KABUL — Afghanistan accused Pakistan of carrying out an airstrike on a Kabul hospital for drug users late Monday that it says killed at least 400 people and injured about 250, marking a sharp escalation in a conflict that has seen repeated cross-border clashes and airstrikes inside Afghanistan.
Afghanistan’s deputy government spokesman Hamdullah Fitrat said on X the strike struck the hospital at about 9 p.m., destroying large sections of the 2,000-bed facility. He said rescue teams were working to control fires and recover bodies. Local television posted footage showing security forces using flashlights to carry casualties and firefighters struggling amid the ruins.
Afghan government spokesman Zabihullah Mujahid condemned the strike on X, saying Pakistan was “targeting hospitals and civilian sites” and calling the attack a crime against humanity. He said those killed and injured were patients at the hospital.
Pakistan dismissed the allegation that it had hit a hospital. Mosharraf Zaidi, spokesman for Pakistani Prime Minister Shehbaz Sharif, called the claim baseless. Pakistan’s Ministry of Information said its strikes — conducted in Kabul and eastern Nangarhar — “precisely targeted military installations and terrorist support infrastructure, including technical equipment and ammunition storage” used by Afghanistan-based Pakistani militants, and were intended to avoid collateral damage. The ministry called Afghan claims “false and misleading.”
The incident came hours after the two sides exchanged fire along their common border, killing four people in Afghanistan, as the deadliest fighting between the neighbors in years entered a third week. The clashes began in late February after Afghanistan launched cross-border attacks in response to Pakistani airstrikes that Kabul said had killed civilians. The fighting has disrupted a Qatar-brokered ceasefire agreed in October.

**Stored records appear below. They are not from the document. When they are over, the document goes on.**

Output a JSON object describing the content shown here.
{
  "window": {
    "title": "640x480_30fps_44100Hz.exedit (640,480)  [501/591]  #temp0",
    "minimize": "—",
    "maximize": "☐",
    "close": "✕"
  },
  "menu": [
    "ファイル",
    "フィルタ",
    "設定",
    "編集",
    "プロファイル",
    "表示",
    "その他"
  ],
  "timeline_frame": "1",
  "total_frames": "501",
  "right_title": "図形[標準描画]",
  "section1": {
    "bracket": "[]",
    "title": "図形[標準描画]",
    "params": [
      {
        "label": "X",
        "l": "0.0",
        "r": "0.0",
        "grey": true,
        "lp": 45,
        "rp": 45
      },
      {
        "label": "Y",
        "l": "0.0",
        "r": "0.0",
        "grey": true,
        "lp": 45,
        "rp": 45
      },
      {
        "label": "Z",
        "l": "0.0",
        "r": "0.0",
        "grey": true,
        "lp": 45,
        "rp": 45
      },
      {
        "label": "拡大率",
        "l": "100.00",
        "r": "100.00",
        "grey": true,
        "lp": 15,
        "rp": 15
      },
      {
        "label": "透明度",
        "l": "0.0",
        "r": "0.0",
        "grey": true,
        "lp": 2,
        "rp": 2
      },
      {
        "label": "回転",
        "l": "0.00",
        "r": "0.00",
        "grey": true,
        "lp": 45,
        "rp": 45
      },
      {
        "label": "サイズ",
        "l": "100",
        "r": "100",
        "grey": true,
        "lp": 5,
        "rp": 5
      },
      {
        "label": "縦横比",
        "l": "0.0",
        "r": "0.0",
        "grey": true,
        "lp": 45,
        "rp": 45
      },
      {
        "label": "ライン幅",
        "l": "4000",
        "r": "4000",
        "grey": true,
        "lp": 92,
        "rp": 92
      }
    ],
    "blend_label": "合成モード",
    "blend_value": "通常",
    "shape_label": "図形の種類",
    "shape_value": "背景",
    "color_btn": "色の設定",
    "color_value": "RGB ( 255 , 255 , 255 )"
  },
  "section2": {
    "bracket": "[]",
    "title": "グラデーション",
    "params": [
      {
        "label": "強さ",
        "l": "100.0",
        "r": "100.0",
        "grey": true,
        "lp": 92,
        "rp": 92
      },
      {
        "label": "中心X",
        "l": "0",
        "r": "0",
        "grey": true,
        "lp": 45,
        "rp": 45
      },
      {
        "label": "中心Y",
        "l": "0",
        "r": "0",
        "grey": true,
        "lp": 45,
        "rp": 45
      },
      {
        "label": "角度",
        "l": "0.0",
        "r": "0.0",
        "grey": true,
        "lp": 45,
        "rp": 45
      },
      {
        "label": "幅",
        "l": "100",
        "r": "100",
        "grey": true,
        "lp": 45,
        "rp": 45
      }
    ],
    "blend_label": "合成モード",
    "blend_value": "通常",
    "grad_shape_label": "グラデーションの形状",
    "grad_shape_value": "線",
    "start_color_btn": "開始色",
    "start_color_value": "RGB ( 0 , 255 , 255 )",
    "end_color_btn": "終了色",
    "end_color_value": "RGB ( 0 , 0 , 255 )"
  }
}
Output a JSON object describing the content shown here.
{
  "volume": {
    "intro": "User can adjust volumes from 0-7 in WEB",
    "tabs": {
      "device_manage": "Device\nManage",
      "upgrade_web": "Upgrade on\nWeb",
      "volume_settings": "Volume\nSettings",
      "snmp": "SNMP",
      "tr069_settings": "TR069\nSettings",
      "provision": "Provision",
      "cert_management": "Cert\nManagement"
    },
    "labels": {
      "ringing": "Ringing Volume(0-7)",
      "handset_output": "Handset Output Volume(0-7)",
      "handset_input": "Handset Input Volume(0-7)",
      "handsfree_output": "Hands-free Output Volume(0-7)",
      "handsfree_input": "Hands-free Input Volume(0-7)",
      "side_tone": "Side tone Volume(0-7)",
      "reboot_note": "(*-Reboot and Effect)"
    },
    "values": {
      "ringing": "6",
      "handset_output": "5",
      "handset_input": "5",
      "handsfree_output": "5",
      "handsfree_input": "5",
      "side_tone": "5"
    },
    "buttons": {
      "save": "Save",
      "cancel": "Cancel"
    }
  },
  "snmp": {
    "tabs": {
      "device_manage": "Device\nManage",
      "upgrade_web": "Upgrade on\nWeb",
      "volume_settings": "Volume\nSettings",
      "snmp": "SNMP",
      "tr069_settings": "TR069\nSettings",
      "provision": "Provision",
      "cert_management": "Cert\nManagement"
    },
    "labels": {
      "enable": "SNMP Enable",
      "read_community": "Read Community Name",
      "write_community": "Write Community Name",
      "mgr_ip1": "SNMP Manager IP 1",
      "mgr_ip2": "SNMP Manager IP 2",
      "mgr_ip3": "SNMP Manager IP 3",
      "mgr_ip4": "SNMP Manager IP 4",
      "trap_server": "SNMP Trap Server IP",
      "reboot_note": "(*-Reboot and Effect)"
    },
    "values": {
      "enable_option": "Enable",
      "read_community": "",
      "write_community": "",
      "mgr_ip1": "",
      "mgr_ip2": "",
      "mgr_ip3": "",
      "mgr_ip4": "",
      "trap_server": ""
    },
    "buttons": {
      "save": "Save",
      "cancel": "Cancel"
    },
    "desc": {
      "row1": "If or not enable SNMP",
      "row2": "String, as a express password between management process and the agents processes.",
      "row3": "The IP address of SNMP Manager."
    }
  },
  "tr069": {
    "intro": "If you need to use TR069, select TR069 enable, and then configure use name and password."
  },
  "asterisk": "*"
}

The U.N. Security Council on Monday called on Afghanistan’s Taliban rulers to step up efforts to combat terrorism in a resolution adopted unanimously. The resolution condemned “in the strongest terms all terrorist activity” and extended the U.N. political mission in Afghanistan, UNAMA, for three months. Pakistan has repeatedly accused Kabul of harboring the Pakistani Taliban and other militants — accusations Afghanistan denies.
Both sides have traded casualty claims. Pakistani Information Minister Attaullah Tarar said the military had killed 684 Afghan Taliban forces, a figure Kabul rejected. Afghanistan’s Defense Ministry has claimed it killed more than 100 Pakistani soldiers. Pakistani President Asif Ali Zardari said Afghanistan’s Taliban administration crossed a “red line” by deploying drones that injured Pakistani civilians last week.
Pakistan said its air force also struck equipment storage sites and “technical support infrastructure” in southern Kandahar Province, which it said were being used for attacks inside Pakistan. Kabul said Pakistan hit two locations, including an empty security site and a drug rehabilitation center that sustained minor damage in the earlier strikes.
In Kabul, administrative Deputy Prime Minister Abdul Salam Hanafi said defending sovereignty is the duty of citizens and expressed regret over civilian casualties, calling the war “imposed on Afghanistan.” International calls for a ceasefire have so far gone unheeded as tensions and retaliatory strikes continue.